Ketahanan keluarga merupakan aspek fundamental yang mendasari kesejahteraan masyarakat dan kemajuan bangsa. Dalam perspektif ilmu sosial dan pendidikan, ketahanan keluarga menjadi variabel kunci yang mencakup kemampuan keluarga dalam mengelola sumber daya dan menghadapi berbagai tantangan psikologis, sosial, dan ekonomi. Pada masa globalisasi dan digitalisasi saat ini, keluarga menghadapi dinamika kompleks yang menuntut adaptasi pola asuh dan pendidikan keluarga secara sinergis untuk membentuk pribadi anggota keluarga yang tangguh, adaptif, dan kooperatif.


Sinergi antara pola asuh dan pendidikan keluarga dalam literatur akademik dikaji sebagai interaksi yang saling memperkuat dalam pembentukan kepribadian dan kerjasama antaranggota keluarga. Pola asuh demokratis, yang menyeimbangkan antara kontrol dan kasih sayang, memungkinkan tumbuhnya komunikasi terbuka, partisipasi anak dalam pengambilan keputusan, serta pengembangan tanggung jawab personal. Pola asuh ini memfasilitasi internalisasi nilai-nilai moral dan sosial yang ditanamkan melalui pendidikan keluarga yang berfokus pada pembentukan karakter berlandaskan nilai-nilai religius, moral, dan sosial. Dengan pendekatan ini, anak tidak hanya dibentuk menjadi individu yang mandiri dan percaya diri, melainkan juga saling menghargai dan mampu menjalin kerjasama.

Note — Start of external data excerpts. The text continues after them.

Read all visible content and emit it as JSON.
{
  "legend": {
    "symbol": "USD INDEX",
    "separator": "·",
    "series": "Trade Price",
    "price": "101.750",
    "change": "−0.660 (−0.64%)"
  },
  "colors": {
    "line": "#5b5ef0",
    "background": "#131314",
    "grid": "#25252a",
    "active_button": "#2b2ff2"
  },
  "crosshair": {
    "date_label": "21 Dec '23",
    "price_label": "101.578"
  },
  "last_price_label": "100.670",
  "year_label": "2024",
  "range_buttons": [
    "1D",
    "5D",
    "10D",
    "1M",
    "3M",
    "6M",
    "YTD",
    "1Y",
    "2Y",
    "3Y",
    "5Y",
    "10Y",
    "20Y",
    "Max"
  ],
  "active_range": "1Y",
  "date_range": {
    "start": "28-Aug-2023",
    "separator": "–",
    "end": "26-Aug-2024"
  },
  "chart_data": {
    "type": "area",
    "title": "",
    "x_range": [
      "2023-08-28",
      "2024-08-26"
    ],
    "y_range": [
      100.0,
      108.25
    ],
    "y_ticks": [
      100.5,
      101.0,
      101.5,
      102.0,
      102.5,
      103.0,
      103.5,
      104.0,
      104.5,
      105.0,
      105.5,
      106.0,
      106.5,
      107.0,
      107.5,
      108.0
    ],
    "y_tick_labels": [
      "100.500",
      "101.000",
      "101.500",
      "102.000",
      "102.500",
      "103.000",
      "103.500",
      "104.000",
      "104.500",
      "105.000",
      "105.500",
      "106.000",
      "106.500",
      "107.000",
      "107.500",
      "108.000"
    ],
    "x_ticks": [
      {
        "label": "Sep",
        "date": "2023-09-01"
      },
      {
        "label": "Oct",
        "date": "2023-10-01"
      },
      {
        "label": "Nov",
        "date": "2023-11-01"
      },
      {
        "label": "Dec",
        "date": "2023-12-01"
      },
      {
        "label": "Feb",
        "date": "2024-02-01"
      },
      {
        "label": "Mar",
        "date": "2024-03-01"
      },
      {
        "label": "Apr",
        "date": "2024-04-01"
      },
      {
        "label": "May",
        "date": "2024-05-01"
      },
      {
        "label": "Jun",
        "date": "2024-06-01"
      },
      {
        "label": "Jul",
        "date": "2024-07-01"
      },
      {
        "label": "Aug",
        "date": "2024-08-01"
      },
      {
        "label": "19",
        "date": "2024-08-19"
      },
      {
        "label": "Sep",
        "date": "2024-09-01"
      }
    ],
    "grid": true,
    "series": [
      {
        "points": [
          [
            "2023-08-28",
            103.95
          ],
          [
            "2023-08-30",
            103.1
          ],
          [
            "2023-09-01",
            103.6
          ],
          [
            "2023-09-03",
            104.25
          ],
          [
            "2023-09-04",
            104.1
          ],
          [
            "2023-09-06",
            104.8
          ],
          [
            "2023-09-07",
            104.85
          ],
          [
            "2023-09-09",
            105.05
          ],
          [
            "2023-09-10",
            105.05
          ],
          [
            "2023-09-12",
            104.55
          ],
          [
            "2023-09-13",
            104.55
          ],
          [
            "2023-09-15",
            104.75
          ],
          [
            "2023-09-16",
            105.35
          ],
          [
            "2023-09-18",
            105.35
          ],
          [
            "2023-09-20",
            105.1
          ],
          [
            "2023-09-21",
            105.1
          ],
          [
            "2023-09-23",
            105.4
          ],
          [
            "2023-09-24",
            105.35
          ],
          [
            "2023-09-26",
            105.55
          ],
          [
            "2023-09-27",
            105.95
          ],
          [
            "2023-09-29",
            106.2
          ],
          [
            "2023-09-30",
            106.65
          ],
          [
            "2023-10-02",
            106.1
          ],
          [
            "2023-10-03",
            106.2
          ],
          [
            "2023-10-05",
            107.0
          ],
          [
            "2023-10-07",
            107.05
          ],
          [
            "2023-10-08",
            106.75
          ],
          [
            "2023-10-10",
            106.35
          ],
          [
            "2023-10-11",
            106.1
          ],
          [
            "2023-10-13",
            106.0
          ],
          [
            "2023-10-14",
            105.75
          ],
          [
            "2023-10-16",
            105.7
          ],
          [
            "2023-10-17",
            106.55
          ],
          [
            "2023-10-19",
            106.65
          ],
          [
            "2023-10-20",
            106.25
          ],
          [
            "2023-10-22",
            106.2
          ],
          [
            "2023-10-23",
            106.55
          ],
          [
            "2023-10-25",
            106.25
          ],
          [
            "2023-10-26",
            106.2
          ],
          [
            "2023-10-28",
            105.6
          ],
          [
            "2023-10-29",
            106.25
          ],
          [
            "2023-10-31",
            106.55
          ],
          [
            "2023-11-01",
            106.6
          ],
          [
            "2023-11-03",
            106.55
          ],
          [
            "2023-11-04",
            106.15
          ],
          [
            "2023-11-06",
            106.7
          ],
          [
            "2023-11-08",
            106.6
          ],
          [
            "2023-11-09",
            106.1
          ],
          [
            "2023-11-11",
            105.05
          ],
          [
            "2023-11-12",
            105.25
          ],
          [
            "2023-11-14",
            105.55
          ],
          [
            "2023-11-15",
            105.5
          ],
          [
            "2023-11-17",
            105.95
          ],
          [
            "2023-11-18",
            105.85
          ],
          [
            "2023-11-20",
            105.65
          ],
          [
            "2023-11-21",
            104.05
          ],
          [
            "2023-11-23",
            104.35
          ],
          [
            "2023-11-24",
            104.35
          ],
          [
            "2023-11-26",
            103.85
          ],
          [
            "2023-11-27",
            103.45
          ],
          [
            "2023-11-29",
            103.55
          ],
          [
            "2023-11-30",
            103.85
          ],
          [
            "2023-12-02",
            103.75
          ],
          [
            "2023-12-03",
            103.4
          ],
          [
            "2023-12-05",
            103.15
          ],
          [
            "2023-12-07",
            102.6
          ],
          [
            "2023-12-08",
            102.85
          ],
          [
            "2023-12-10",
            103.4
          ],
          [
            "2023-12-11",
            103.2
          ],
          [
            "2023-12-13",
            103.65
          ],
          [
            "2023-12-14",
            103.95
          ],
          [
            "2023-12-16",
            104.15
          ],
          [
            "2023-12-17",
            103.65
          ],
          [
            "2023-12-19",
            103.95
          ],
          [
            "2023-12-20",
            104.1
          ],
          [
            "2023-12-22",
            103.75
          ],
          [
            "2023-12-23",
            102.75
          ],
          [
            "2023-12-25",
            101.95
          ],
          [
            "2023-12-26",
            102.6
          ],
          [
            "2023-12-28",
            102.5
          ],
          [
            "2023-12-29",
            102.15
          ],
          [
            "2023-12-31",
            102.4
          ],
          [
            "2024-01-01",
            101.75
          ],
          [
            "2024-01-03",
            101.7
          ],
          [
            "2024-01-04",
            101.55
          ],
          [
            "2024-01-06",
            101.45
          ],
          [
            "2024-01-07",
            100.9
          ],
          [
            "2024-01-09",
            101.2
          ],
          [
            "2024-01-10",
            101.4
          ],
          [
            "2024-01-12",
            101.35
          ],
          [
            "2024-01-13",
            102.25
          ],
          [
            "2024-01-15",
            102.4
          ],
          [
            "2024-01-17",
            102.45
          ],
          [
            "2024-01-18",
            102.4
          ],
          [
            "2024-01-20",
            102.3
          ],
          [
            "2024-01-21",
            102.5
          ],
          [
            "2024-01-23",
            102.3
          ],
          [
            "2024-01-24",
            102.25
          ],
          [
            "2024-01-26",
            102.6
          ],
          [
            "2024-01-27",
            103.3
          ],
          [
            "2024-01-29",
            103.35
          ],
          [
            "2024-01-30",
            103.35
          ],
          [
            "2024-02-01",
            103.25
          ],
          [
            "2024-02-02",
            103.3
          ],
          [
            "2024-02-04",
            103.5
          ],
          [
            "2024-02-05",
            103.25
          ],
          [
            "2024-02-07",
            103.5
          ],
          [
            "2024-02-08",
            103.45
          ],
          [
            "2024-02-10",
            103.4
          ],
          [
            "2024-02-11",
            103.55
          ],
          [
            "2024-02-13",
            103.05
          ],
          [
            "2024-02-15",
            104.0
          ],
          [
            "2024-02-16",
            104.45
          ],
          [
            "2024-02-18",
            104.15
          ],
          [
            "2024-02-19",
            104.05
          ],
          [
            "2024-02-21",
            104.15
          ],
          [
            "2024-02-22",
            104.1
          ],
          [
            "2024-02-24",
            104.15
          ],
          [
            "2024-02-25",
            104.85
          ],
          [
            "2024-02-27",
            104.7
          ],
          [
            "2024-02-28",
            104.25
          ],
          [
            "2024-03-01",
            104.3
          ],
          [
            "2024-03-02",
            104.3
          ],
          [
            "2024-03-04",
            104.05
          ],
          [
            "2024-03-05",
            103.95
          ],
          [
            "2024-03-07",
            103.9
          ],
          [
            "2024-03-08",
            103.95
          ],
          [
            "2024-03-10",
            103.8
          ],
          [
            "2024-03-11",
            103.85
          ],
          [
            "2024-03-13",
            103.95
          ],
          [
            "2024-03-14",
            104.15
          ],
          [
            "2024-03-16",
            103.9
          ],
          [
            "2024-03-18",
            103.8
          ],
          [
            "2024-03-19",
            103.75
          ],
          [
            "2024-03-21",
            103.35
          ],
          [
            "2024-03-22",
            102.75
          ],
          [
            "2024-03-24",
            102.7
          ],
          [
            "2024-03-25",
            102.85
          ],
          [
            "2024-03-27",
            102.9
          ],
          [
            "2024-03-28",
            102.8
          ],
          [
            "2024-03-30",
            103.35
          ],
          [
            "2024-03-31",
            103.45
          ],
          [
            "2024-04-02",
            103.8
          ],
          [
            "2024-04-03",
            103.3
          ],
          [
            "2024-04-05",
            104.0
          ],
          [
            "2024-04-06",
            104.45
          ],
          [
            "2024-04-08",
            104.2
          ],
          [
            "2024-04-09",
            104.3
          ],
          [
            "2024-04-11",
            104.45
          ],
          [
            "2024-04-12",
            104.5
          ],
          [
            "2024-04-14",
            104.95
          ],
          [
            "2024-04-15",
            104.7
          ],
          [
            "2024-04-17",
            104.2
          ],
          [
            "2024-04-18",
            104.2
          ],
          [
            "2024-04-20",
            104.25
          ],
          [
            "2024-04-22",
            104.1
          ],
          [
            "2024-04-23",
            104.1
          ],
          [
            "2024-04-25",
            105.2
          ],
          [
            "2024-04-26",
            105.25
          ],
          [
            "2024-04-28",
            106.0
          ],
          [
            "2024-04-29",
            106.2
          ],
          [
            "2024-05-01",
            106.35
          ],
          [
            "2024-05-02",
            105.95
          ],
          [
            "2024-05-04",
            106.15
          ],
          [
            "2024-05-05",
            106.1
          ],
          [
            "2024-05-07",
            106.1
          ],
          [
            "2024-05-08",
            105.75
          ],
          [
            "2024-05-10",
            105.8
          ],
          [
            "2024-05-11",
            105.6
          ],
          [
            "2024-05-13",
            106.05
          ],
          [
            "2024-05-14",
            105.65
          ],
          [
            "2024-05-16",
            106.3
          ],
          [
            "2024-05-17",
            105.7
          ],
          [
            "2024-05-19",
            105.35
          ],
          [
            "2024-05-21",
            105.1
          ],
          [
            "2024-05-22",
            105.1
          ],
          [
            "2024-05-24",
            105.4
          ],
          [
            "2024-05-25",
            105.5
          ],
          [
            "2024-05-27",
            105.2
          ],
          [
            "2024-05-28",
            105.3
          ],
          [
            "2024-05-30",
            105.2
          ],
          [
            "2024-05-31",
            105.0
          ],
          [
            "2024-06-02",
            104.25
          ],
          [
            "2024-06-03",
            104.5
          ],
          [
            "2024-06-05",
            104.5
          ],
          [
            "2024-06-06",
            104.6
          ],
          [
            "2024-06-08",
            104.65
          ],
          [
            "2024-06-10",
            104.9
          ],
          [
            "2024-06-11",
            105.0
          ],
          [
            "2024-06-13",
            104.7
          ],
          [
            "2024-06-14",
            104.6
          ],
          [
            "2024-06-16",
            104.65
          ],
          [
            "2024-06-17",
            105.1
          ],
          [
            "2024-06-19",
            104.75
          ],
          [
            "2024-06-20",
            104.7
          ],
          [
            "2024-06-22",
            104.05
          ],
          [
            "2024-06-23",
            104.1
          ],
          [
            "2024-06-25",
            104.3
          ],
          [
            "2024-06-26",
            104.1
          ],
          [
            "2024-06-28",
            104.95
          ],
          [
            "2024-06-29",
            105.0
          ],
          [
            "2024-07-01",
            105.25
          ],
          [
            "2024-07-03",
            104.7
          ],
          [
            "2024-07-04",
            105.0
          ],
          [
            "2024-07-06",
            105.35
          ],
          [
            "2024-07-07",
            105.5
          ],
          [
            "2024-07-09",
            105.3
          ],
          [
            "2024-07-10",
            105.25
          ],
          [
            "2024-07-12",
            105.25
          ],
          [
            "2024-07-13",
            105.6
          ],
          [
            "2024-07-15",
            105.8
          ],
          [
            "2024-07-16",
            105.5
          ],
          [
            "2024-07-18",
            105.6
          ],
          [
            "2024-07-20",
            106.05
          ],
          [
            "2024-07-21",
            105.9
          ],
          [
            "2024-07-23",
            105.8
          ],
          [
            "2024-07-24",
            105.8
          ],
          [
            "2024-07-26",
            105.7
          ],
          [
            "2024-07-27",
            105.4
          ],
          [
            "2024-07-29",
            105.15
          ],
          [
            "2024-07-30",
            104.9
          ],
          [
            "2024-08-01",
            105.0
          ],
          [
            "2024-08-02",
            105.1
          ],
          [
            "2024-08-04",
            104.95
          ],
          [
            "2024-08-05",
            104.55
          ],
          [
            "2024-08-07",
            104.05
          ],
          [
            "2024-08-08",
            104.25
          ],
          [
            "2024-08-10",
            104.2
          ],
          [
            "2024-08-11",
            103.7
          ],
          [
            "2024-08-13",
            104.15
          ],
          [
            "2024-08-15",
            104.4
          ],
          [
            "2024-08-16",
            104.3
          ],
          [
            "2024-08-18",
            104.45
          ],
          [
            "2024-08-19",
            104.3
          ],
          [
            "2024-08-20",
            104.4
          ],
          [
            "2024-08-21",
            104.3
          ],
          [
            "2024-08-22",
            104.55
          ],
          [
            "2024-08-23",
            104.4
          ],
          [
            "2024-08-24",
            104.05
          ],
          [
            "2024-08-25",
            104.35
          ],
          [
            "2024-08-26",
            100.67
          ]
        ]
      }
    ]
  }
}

Hasil kajian meta-analisis dan studi lapangan menunjukkan bahwa ketahanan keluarga yang terbentuk melalui sinergi ini berdampak nyata pada ketahanan psikologis, sosial, dan spiritual keluarga. Pola asuh dan pendidikan keluarga yang sinergis memperkuat ikatan emosional, meningkatkan komunikasi efektif, dan mengurangi stres serta konflik yang berpotensi merusak keharmonisan keluarga. Dalam konteks perkembangan anak, ketahanan keluarga berkontribusi positif terhadap pengurangan stres anak usia dini, pembentukan identitas yang sehat, dan peningkatan kompetensi sosial.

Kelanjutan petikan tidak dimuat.